In 333 BC, Alexander the Great and his army marched into Gordium, the capital of Phrygia.
He observed a tangled bundle of knots tied to a wagon. The bundle was so complex that it was impossible to see how the knots were fastened. Phrygian legend said anyone who could unravel the knots would become the ruler of all of Asia. The ancient historian Arrian said Alexander was immediately “seized with an ardent desire” to untie the knot.
He tried for hours and made no progress. Then he stood back and said, “It makes no difference how they are loosed.” Then, he sliced the knot in half with his sword.
To solve the puzzle, Alexander ignored the unspoken conditions others had accepted – that you must untie the knot – and used his sword to cut right through the problem. Similarly, when it comes to building self-esteem, people assume a set of conditions.

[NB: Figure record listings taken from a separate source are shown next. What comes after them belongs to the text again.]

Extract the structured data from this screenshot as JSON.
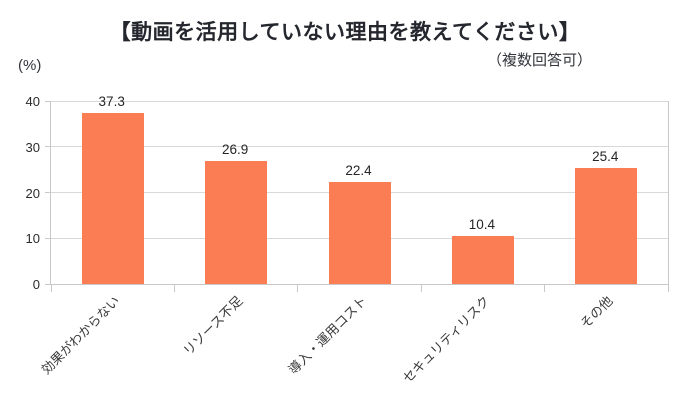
{
  "chart_data": {
    "type": "bar",
    "title": "【動画を活用していない理由を教えてください】",
    "subtitle": "（複数回答可）",
    "unit_label": "(%)",
    "categories": [
      "効果がわからない",
      "リソース不足",
      "導入・運用コスト",
      "セキュリティリスク",
      "その他"
    ],
    "values": [
      37.3,
      26.9,
      22.4,
      10.4,
      25.4
    ],
    "value_labels": [
      "37.3",
      "26.9",
      "22.4",
      "10.4",
      "25.4"
    ],
    "ylabel": "(%)",
    "xlabel": "",
    "ylim": [
      0,
      40
    ],
    "yticks": [
      0,
      10,
      20,
      30,
      40
    ],
    "grid": true,
    "legend": "none",
    "bar_color": "#fb7d54",
    "grid_color": "#d9d9d9",
    "axis_color": "#c8c8c8",
    "title_color": "#24272e",
    "text_color": "#2b2b2b"
  }
}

- That you must achieve to build your self-esteem.
- That you must get recognition and praise from others.
- That life must go pretty well or else we’ll feel down about ourselves.
As you can probably tell, I don’t agree with any of these assumptions.
I believe it’s possible to have unconditional self-esteem (and to give this gift to our clients)
Before I go into how I know this, I’ll define unconditional self-esteem. Unconditional self-esteem is feeling OK about yourself regardless of what happens in your life. So, if you succeed, you feel OK about you. If you fail, you still feel OK about you. That doesn’t mean you enjoy failing. You just continue to like yourself regardless of what happens.
The same is true when it comes to how others feel about you. You may be liked or not, and you might be praised or not. No matter what, you still feel OK as a person. Your sense of yourself is rock solid.
Unconditional self-worth allows you to feel OK even if everything in your life is not OK. This is an empowering way to be. You can remain centered and stable even when a storm of events whirls around you.
The question is, then, how do we help ourselves and our clients get this internal stability?
To get to this point requires that eliminating two different kinds of beliefs. 1) Self-beliefs and 2) survival strategy beliefs.
1) Self-Beliefs
Self-beliefs are any beliefs you have about yourself. “I’m not good enough,” “I’m not important,” “I’m not worthwhile.” They tell you that you’re OK or not OK. When you eliminate a self-belief, you often feel that a weight has been lifted. A natural feeling of confidence rises up within you. It’s not forced. It’s just there. You also feel worthy for no reason at all. You just do.
2) Survival Strategy Beliefs
These are beliefs that say your self-worth is contingent on something “good” happening. A belief like “What makes me good enough is doing things perfectly” makes you feel you need to do something just right before you can feel OK. A belief like “What makes me important is achieving” makes you feel you must reach important goals to feel good about yourself.
Both types of beliefs need to be eliminated to have unconditional self-worth.
I used to constantly worry about what others thought about me. After eliminating self-beliefs such as “I’m not good enough” and the survival strategy belief “What makes me good enough is having other people think well of me” my inner voice became quiet. I am now myself 24/7. I no longer feel defined by anything outside of me. It’s true freedom, and it makes my life way more fun.
But isn’t it natural to feel bad when things go wrong?
Yes, it is common for people to feel bad when things go wrong. When my husband died, I felt deep sorrow. I still miss him to this day. I’ll likely miss him for the rest of my life. However, I don’t feel bad about myself as a result of his passing.
Since Morty passed, I’ve met other widows who felt incompetent or unworthy when they struggled to do what their husbands did for them, especially when they saw other people enjoying life while they were still grieving. Some negative feelings are, of course, natural. However, self-judgment can always be eliminated if we get rid of limiting beliefs about ourselves.
Our training program, LMT1: Core Belief Coaching, helps you get good at eliminating beliefs, particularly self-beliefs. Before the course is over, you’ll have helped your clients eliminate limiting beliefs.
Here’s what one of our students had to say about it:
Thanks to the thorough practicing I used the The Lefkoe Method NEXT DAY (without my notes handy) with a Deloitte & Touche client, who was so personally distraught, there was no point in talking business during our executive coaching session. If you could have seen the radiance on that face after an hour! So … the tool is powerful and rich!
Agnes Mura, MA MCC, Past President, LA PCMA
Yes, we have you practice so much that by the end, you’ll find you can help clients eliminate a belief even when you weren’t expecting to need the process with your client.
Summary
- Unconditional self-esteem is feeling OK about yourself regardless of what happens to you.
- It empowers you to do what matters in your life even when things don’t go your way.
- To gain unconditional self-worth, you need to eliminate two kinds of beliefs: 1) self-beliefs and 2) survival strategy beliefs.
- Feeling bad about some unwanted events can’t always be avoided, but we can keep from feeling bad about ourselves by eliminating limiting beliefs.
Typical strategies for raising self-esteem take a long time and can be like trying to unravel the Gordion Knot. Eliminating beliefs is a bit more like having Alexander’s sword cut through to immediate relief.